From the pilot seat of my mom-mobile, I frequently find myself chiding my small son for this or that. I don’t even get a whole sentence of correction out of my mouth, though, before I take a hard gulp and wince a little, seeing my own sinfulness come into clear view.
“Just because you didn’t get your way does not mean it’s OK to throw a fit.” Gulp.
“You need to obey right away and with a happy heart.” Gulp.
“You need to choose to have a good attitude.” Gulp.
I could go on and on. Perhaps the only bad behavior my son exhibits that I don’t is biting. At 29, I do not have a biting problem.
But patience issues? Yep. Tendencies toward grumbling? Unfortunately, yes. Attitude adjustments? Need them all the time.
Here is just a glimpse of the lessons the Lord has assigned me this year:
- Rejoice in the Lord always (Phil. 4:4).
The Lord has reminded me that this instruction is a command. I often tell my son, “This is not a choice. I am not asking you, I am telling you.” The same goes for this directive. The Lord is telling me, not asking me, to rejoice always.
No matter how bad the day has been — how hungry I am, how tired I feel, how much discouraging news I’ve received — I am commanded to make a choice to actively rejoice. There is always something worthy of rejoicing, and I’ve found a great place to start is to literally start counting blessings.
- Do everything without complaining or grumbling (Phil. 2:14).
Wise parenting mentors taught me that obedience without a “happy heart” is not obedience at all. Certainly, I’ve been passing along this admonition to my son, but having it on the top of my mind makes me painfully aware each time I too have missed the mark in this area.

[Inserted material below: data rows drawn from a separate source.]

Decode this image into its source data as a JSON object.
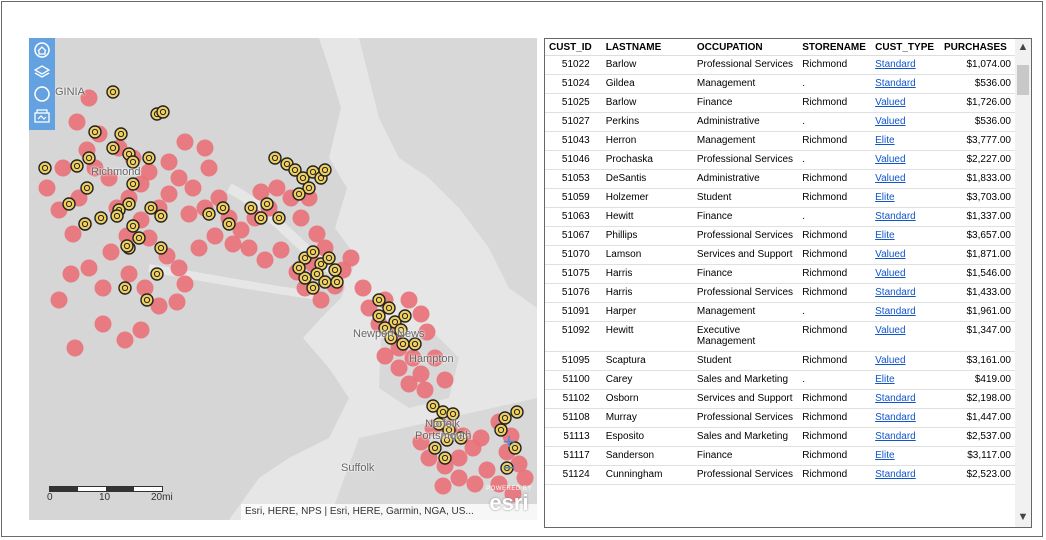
{
  "map": {
    "labels": {
      "virginia": "GINIA",
      "richmond": "Richmond",
      "newport_news": "Newport News",
      "hampton": "Hampton",
      "norfolk": "Norfolk",
      "portsmouth": "Portsmouth",
      "suffolk": "Suffolk"
    },
    "tools": [
      "home-icon",
      "layers-icon",
      "compass-icon",
      "basemap-icon"
    ],
    "zoom": {
      "in": "+",
      "out": "−"
    },
    "scale": {
      "t0": "0",
      "t1": "10",
      "t2": "20mi"
    },
    "attribution": "Esri, HERE, NPS | Esri, HERE, Garmin, NGA, US...",
    "logo": {
      "small": "POWERED BY",
      "big": "esri"
    },
    "colors": {
      "water": "#e6e6e6",
      "land": "#d4d4d4",
      "cluster": "#e8737a",
      "marker": "#f0d060"
    }
  },
  "table": {
    "headers": [
      "CUST_ID",
      "LASTNAME",
      "OCCUPATION",
      "STORENAME",
      "CUST_TYPE",
      "PURCHASES"
    ],
    "link_color": "#1155cc",
    "rows": [
      {
        "id": "51022",
        "last": "Barlow",
        "occ": "Professional Services",
        "store": "Richmond",
        "type": "Standard",
        "amt": "$1,074.00"
      },
      {
        "id": "51024",
        "last": "Gildea",
        "occ": "Management",
        "store": ".",
        "type": "Standard",
        "amt": "$536.00"
      },
      {
        "id": "51025",
        "last": "Barlow",
        "occ": "Finance",
        "store": "Richmond",
        "type": "Valued",
        "amt": "$1,726.00"
      },
      {
        "id": "51027",
        "last": "Perkins",
        "occ": "Administrative",
        "store": ".",
        "type": "Valued",
        "amt": "$536.00"
      },
      {
        "id": "51043",
        "last": "Herron",
        "occ": "Management",
        "store": "Richmond",
        "type": "Elite",
        "amt": "$3,777.00"
      },
      {
        "id": "51046",
        "last": "Prochaska",
        "occ": "Professional Services",
        "store": ".",
        "type": "Valued",
        "amt": "$2,227.00"
      },
      {
        "id": "51053",
        "last": "DeSantis",
        "occ": "Administrative",
        "store": "Richmond",
        "type": "Valued",
        "amt": "$1,833.00"
      },
      {
        "id": "51059",
        "last": "Holzemer",
        "occ": "Student",
        "store": "Richmond",
        "type": "Elite",
        "amt": "$3,703.00"
      },
      {
        "id": "51063",
        "last": "Hewitt",
        "occ": "Finance",
        "store": ".",
        "type": "Standard",
        "amt": "$1,337.00"
      },
      {
        "id": "51067",
        "last": "Phillips",
        "occ": "Professional Services",
        "store": "Richmond",
        "type": "Elite",
        "amt": "$3,657.00"
      },
      {
        "id": "51070",
        "last": "Lamson",
        "occ": "Services and Support",
        "store": "Richmond",
        "type": "Valued",
        "amt": "$1,871.00"
      },
      {
        "id": "51075",
        "last": "Harris",
        "occ": "Finance",
        "store": "Richmond",
        "type": "Valued",
        "amt": "$1,546.00"
      },
      {
        "id": "51076",
        "last": "Harris",
        "occ": "Professional Services",
        "store": "Richmond",
        "type": "Standard",
        "amt": "$1,433.00"
      },
      {
        "id": "51091",
        "last": "Harper",
        "occ": "Management",
        "store": ".",
        "type": "Standard",
        "amt": "$1,961.00"
      },
      {
        "id": "51092",
        "last": "Hewitt",
        "occ": "Executive Management",
        "store": "Richmond",
        "type": "Valued",
        "amt": "$1,347.00"
      },
      {
        "id": "51095",
        "last": "Scaptura",
        "occ": "Student",
        "store": "Richmond",
        "type": "Valued",
        "amt": "$3,161.00"
      },
      {
        "id": "51100",
        "last": "Carey",
        "occ": "Sales and Marketing",
        "store": ".",
        "type": "Elite",
        "amt": "$419.00"
      },
      {
        "id": "51102",
        "last": "Osborn",
        "occ": "Services and Support",
        "store": "Richmond",
        "type": "Standard",
        "amt": "$2,198.00"
      },
      {
        "id": "51108",
        "last": "Murray",
        "occ": "Professional Services",
        "store": "Richmond",
        "type": "Standard",
        "amt": "$1,447.00"
      },
      {
        "id": "51113",
        "last": "Esposito",
        "occ": "Sales and Marketing",
        "store": "Richmond",
        "type": "Standard",
        "amt": "$2,537.00"
      },
      {
        "id": "51117",
        "last": "Sanderson",
        "occ": "Finance",
        "store": "Richmond",
        "type": "Elite",
        "amt": "$3,117.00"
      },
      {
        "id": "51124",
        "last": "Cunningham",
        "occ": "Professional Services",
        "store": "Richmond",
        "type": "Standard",
        "amt": "$2,523.00"
      }
    ]
  },
  "scrollbar": {
    "up": "▲",
    "down": "▼"
  }
}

- Have the same attitude as Jesus Christ (Phil. 2:5).
Well, this is a tall order. But this is the bar that Scripture has set for us. As sin-infected people, we won’t always live up to this, but this standard is where we point and aim. I must actively set my attitude, and when I do, it needs to be others-focused and selfless.
For my son, this sometimes looks like waiting quietly in his high chair while his dad tells me a story at the dinner table. For me, this sometimes looks like pausing a story I’m telling my husband so that he can take an important phone call. If only getting a handle on selfishness were as easy as eliminating biting. If only.
This Mother’s Day, I am grateful that God uses parenthood to prune and mold me. What humbling and deeply rewarding work it is.
Deuteronomy 6 gives clear instructions to parents to teach and train their children. Who could have known that God would use that very system to concurrently train the parents? How infinite is the wisdom of our God, and how incredibly high and masterful are His ways compared to our own!
EDITOR’S NOTE — Sharayah Colter is a writer in Fort Worth, Texas, and owner of Colter & Co. Design.